Implant pegging, when needed, is best performed on patients who underwent enucleation, as the complication rate is less than for patients who underwent evisceration. In addition, healing difficulties may occur in patients who require pegging after enucleation who are diabetic or have systemic disease, such as sarcoidosis, or collagen vascular disease.
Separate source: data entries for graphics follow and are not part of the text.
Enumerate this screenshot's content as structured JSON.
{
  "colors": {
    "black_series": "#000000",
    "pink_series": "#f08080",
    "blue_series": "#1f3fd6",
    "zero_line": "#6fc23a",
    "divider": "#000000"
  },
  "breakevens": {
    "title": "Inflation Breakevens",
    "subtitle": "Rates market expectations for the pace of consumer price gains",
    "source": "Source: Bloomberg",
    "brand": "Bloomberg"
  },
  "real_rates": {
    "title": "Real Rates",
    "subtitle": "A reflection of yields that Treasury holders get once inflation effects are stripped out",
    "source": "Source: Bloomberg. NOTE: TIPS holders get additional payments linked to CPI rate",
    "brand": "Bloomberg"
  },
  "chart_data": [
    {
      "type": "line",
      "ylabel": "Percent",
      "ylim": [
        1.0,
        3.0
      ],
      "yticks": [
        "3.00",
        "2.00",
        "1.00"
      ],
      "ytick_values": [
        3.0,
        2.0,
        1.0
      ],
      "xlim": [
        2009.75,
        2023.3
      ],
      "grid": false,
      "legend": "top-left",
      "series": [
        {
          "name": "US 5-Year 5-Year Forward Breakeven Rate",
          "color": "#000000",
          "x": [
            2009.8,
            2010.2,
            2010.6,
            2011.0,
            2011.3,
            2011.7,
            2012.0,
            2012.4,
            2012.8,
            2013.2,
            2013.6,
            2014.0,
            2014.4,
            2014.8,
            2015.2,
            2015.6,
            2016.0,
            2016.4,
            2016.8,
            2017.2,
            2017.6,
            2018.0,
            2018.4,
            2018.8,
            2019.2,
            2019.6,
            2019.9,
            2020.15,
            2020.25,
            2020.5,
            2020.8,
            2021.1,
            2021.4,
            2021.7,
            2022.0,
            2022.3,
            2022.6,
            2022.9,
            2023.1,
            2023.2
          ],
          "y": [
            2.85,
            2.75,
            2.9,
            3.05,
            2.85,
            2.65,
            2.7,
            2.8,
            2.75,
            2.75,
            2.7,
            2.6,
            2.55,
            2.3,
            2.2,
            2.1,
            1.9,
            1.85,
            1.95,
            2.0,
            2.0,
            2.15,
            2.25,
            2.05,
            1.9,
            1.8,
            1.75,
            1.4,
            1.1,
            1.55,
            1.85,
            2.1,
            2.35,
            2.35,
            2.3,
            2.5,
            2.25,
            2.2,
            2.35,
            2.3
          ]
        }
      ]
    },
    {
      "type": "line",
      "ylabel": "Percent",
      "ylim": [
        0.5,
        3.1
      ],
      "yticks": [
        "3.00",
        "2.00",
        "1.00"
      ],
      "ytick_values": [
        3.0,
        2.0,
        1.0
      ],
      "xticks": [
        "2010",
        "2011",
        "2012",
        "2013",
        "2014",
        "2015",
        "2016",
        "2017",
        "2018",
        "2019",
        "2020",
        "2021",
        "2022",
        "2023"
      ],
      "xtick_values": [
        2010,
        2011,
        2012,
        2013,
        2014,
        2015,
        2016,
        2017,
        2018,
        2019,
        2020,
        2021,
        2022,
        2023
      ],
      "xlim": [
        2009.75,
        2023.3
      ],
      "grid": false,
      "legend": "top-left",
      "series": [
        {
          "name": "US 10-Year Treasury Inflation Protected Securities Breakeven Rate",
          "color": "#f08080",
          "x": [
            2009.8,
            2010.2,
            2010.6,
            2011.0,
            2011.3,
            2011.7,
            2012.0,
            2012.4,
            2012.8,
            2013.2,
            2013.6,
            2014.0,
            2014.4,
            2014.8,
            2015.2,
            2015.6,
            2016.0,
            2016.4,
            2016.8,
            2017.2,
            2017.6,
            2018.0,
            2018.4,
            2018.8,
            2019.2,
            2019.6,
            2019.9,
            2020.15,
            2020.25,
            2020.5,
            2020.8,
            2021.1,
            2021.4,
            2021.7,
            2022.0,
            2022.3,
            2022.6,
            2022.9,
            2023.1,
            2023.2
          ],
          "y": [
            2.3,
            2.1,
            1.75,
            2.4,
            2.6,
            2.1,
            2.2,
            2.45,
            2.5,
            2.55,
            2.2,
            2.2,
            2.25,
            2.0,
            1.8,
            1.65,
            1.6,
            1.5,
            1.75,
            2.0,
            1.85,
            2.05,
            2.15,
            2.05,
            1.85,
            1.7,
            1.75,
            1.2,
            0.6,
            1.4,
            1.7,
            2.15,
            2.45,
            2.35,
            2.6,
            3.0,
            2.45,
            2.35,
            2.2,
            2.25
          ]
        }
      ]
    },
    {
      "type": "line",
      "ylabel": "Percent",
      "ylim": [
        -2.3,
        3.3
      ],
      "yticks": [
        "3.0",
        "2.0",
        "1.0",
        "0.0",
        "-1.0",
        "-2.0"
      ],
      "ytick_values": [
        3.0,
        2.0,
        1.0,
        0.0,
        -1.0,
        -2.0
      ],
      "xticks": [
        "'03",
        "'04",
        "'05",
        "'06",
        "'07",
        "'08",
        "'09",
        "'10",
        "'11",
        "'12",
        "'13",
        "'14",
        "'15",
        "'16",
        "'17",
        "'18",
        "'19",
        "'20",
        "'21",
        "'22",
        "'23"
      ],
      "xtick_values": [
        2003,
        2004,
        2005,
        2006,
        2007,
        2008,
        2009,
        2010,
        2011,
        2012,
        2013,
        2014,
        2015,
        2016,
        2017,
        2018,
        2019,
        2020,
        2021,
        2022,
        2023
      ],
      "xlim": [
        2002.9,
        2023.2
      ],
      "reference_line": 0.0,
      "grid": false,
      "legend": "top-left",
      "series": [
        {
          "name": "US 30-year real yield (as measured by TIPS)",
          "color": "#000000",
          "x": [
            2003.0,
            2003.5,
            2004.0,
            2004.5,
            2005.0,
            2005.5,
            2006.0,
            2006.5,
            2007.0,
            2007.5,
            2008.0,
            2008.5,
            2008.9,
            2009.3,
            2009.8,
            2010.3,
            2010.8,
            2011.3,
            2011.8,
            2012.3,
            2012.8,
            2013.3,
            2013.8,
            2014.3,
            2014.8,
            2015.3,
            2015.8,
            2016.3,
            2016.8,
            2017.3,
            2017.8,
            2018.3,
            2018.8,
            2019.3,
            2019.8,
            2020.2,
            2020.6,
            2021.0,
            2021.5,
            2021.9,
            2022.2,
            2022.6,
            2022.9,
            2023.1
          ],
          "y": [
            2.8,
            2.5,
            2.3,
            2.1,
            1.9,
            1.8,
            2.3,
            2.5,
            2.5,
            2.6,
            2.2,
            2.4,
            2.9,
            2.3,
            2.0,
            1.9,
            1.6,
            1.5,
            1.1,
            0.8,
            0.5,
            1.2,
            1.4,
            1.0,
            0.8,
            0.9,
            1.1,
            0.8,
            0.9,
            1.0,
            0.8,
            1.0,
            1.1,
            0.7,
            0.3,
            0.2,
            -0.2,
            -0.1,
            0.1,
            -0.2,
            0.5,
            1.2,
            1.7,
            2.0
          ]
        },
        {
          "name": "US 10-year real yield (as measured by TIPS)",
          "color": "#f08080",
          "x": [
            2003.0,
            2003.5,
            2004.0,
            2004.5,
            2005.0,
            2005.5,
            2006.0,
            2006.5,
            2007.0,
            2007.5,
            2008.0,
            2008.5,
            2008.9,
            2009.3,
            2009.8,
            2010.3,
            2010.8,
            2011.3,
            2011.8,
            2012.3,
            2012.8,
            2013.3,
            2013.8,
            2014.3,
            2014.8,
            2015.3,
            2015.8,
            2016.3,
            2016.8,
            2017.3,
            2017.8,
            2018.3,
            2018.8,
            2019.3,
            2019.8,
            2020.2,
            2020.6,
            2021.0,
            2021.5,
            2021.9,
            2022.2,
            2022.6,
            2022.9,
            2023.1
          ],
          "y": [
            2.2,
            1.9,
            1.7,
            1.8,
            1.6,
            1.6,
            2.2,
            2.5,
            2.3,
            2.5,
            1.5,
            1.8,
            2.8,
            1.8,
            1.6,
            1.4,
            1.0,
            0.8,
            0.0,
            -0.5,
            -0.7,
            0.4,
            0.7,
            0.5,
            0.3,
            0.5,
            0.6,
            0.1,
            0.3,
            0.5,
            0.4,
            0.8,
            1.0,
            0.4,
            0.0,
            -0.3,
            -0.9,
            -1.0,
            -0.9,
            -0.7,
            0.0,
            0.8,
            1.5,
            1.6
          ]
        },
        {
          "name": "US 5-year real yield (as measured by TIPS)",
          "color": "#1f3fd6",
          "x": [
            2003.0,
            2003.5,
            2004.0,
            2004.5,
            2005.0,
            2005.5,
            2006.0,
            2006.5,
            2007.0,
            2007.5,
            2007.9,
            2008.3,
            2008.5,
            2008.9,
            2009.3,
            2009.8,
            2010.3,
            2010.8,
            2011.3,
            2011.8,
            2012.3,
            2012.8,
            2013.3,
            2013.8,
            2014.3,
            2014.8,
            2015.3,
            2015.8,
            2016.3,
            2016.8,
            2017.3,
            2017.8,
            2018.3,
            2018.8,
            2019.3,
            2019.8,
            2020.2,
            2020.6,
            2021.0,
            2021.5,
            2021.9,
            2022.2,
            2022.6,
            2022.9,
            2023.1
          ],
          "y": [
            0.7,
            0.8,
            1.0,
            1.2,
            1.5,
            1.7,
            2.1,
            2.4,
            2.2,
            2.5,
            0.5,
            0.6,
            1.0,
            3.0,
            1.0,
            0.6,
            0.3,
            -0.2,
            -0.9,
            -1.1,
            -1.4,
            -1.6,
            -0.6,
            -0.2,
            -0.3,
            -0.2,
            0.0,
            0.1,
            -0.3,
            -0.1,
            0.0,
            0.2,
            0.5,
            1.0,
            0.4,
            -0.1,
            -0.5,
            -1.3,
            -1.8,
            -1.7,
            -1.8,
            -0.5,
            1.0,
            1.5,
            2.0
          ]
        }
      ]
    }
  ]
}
Finally, elderly patients with reduced motility due to age are best served with an acrylic sphere for both enucleation and evisceration, as cost and longevity become a factor.

References

1. Mules PH. Evisceration of the globe with artificial vitreous. Trans Ophthalmol Soc. 1885;5:200-206.
   
   
2. Gougelmann HP. The evolution of the ocular motility implant. Int Ophthalmol Clinics. 1976;10:689-711.
   
   
3. Jordan DR, Anderson RL, Nerad JA, Allen L. A preliminary report on the Universal Implant. Arch Ophth. 1987;105:1726-1731.
   
   
4. Perry AC. Integrated orbital implants. Adv Ophthalmic Plast Reconstr Surg. 1990;8:75-81.
   
   
5. Custer PL, Kennedy RH, Woog JJ, et al. Orbital implants in enucleation surgery: A report by the American Academy of Ophthalmology. Ophthalmology. 2003;110(10):2054-2061.
   
   
6. Jordan DR, Chan S, Mawn L, et al. Complications associated with pegging hydroxyapatite orbital implants. Ophthalmology. 1999;106(3):505-512.
   
   
7. Jordan DR. Problems after evisceration surgery with porous orbital implants. Ophthal Plastic Reconstr Surg. 2004;20(5):374-380.
   
   
8. Custer PL, Trinkaus KM, Fornoff J. Comparative motility of hydroxyapatite and alloplastic enucleation implants. Ophthalmology. 1999;106(3):513-516.
   
   
9. Seiff SR, Chang JS Jr., Hurt MH, Khayam-Bashi H. Polymerase chain reaction identification of human immunodeficiency virus-1 in preserved human sclera. Am J Ophth. 1994;118:528-530.
   
   
10. Anson JA, Marchand EP. Bovine pericardium for dural grafts: Clinical results in 35 patients. Neurosurgery. 1996;39:764-768.
    
    
11. Nunery WR. Risk of prion transmission with the use of xenografts and allografts in surgery. Ophthal Plast Reconstr Surg. 2003;17:389-394.
    
    
12. Remulla HD, Rubin PA, Shore JW, et al. Complications of porous spherical orbital implants. Ophthalmology. 1995;102:586-593.